Message Number: SG7360 | New FHL Archives Search
From: sukiec@optonline.net
Date: 2004-01-10 00:06:02 UTC
Subject: re: How firm are wild polecat and ferret stools?
To: ferrethealth@smartgroups.com
Message-ID: <3127425.1073693162642.JavaMail.root@indium.smartgroups.com>

By pudding I was thinking thick pudding not liquid, but from what I've been told in the wild many bear stools are thick pudding-like (hense term "bear pies") and the raccoons i worked with years ago normally varied from thick pudding like to tubular. It would be intersting to know of the combination of aiming for tubular stools for ferrets and also aiming for as natural a diet as possible are in conflict. Then again, it may be that the wild diet is lower in minerals or higher in some fiber types than realized since either would make stools more firm.
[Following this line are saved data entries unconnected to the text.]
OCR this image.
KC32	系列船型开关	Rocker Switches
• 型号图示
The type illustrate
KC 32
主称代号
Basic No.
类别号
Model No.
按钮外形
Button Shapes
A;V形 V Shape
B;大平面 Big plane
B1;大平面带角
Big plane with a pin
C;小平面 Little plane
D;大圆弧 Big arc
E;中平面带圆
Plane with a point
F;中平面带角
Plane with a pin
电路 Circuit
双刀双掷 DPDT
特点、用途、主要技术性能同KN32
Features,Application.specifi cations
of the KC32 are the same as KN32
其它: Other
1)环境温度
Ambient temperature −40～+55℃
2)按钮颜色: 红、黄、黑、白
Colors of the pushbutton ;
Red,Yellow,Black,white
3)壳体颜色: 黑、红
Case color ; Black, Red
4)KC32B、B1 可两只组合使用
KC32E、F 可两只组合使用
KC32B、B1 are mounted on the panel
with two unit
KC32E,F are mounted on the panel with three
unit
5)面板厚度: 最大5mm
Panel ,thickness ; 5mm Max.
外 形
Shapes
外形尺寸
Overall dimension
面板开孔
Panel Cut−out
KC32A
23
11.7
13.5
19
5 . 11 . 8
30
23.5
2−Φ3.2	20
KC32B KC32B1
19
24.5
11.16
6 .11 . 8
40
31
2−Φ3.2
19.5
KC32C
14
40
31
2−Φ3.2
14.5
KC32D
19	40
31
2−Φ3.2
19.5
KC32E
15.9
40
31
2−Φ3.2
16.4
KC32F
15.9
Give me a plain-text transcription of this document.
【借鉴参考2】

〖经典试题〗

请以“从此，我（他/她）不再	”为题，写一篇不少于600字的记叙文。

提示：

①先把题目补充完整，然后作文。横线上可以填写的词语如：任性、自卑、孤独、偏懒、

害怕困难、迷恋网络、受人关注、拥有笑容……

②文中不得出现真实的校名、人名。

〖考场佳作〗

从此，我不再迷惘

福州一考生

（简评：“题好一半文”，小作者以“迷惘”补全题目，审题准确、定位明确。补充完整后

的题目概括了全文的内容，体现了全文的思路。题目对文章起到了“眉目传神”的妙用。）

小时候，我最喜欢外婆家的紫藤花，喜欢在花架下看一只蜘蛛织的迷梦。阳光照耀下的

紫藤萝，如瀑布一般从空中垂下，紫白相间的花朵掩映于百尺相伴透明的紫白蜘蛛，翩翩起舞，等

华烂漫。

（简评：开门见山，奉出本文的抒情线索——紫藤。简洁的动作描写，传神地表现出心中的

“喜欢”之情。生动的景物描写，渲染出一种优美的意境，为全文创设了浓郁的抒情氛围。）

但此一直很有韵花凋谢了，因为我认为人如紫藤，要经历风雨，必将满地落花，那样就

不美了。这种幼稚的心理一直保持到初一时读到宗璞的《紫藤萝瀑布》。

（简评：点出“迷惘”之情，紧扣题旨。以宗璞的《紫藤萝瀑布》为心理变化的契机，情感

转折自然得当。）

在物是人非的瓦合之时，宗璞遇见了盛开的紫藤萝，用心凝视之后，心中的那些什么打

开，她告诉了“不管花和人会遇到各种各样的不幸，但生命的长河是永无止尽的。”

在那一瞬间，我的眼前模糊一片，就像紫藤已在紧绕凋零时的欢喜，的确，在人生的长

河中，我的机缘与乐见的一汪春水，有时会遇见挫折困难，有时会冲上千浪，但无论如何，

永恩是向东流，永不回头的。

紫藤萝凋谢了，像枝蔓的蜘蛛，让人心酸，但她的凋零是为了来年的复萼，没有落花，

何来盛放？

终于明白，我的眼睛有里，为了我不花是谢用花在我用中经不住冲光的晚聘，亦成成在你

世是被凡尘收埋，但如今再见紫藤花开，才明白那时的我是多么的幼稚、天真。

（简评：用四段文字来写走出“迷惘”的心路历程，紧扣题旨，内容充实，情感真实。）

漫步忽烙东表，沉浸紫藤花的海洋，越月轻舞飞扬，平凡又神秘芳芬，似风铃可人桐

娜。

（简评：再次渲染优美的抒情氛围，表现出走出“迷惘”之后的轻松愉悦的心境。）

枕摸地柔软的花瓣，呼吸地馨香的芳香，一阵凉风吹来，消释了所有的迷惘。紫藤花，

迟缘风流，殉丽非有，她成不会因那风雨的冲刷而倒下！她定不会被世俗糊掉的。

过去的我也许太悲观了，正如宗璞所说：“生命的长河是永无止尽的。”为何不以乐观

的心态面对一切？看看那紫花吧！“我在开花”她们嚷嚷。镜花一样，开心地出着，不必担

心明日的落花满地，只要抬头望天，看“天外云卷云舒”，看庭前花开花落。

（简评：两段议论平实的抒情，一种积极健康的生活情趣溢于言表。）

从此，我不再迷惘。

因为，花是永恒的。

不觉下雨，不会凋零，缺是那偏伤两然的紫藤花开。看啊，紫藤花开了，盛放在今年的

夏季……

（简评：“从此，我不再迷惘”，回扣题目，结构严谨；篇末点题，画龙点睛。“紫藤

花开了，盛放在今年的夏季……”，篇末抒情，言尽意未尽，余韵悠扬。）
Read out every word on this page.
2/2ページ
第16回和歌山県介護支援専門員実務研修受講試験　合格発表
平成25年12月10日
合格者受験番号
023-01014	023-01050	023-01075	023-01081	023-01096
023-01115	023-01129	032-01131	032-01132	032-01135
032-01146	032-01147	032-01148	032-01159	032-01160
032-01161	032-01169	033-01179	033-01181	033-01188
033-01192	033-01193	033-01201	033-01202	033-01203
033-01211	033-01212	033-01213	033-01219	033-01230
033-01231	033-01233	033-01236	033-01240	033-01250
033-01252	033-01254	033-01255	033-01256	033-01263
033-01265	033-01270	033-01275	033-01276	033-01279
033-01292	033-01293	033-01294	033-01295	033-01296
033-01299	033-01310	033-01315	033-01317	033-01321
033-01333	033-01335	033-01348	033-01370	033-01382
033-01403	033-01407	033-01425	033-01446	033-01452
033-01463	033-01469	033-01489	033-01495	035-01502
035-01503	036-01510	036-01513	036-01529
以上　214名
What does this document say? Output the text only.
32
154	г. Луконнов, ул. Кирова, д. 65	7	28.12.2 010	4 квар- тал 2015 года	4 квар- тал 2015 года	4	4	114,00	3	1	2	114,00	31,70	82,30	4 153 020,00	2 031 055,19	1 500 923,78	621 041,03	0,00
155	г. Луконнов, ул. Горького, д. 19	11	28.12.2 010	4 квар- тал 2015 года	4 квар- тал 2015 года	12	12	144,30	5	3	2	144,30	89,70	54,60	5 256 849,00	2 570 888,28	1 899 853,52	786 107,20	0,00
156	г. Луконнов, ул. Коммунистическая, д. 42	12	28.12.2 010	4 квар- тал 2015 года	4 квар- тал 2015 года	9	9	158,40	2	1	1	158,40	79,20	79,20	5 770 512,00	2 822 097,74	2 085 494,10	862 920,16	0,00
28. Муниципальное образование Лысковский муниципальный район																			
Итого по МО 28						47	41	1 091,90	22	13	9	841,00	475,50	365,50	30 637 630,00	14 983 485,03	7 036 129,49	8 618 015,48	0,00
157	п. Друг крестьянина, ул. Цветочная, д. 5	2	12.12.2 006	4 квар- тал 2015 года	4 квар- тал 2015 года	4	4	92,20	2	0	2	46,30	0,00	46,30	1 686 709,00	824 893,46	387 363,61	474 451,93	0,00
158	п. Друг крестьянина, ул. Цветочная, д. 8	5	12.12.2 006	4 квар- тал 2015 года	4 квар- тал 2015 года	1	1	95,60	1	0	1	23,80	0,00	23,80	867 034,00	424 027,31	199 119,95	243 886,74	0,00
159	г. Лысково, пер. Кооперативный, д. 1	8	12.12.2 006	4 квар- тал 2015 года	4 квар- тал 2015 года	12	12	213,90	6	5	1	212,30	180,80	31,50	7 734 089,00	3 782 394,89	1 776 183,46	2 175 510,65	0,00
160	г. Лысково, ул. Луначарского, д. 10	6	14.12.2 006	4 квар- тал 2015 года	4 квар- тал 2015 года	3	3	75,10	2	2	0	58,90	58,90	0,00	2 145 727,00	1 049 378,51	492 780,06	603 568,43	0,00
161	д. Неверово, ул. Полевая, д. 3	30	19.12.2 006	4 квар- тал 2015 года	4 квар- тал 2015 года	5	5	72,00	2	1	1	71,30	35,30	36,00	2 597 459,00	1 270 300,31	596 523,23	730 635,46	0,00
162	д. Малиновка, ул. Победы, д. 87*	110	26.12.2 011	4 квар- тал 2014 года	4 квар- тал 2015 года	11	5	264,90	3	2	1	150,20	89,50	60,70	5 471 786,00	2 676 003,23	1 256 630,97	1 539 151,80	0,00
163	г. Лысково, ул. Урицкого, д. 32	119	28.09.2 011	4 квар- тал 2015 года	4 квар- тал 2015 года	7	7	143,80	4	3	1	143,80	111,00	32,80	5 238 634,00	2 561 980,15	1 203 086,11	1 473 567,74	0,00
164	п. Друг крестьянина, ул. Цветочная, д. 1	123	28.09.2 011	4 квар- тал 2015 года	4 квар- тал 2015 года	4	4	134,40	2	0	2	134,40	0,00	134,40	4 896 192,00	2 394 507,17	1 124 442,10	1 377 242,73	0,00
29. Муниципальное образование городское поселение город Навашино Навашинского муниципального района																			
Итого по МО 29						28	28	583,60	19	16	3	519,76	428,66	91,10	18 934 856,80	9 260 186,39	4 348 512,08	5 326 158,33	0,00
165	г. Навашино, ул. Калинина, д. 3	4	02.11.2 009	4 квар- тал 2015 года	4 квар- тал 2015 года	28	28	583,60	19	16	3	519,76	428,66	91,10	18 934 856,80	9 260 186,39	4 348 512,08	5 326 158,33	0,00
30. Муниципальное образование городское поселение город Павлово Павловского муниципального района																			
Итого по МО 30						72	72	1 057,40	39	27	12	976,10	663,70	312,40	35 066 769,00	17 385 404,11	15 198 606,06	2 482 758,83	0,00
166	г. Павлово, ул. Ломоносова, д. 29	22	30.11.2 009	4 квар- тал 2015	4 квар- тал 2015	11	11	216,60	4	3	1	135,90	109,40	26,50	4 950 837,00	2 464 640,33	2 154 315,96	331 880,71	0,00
Loose pudding consistency could cause rectal prolapses but a "fluffier" stool (Can't you tell I've talked to someone who studies this?) -- i.e. a thick pudding consistency is something I've been told will give muscles enough to push against (Think of a baking tube with icing or batter in it. Icing is tubular but cookie batter is more of splat but still takes a good push.) but I'd welcome more opinions on that and other aspects of the conversation.

I've heard from an Australian carcass and milk feeder that the stools of her's are formed, but how well the meats she uses correlate with wild diet, I don't know. Meat sources and organ types vary a lot in the mineral content both in types and amounts, it turns out.

It may be a trickier problem than thought or there may be more missing pieces of information than had been thought.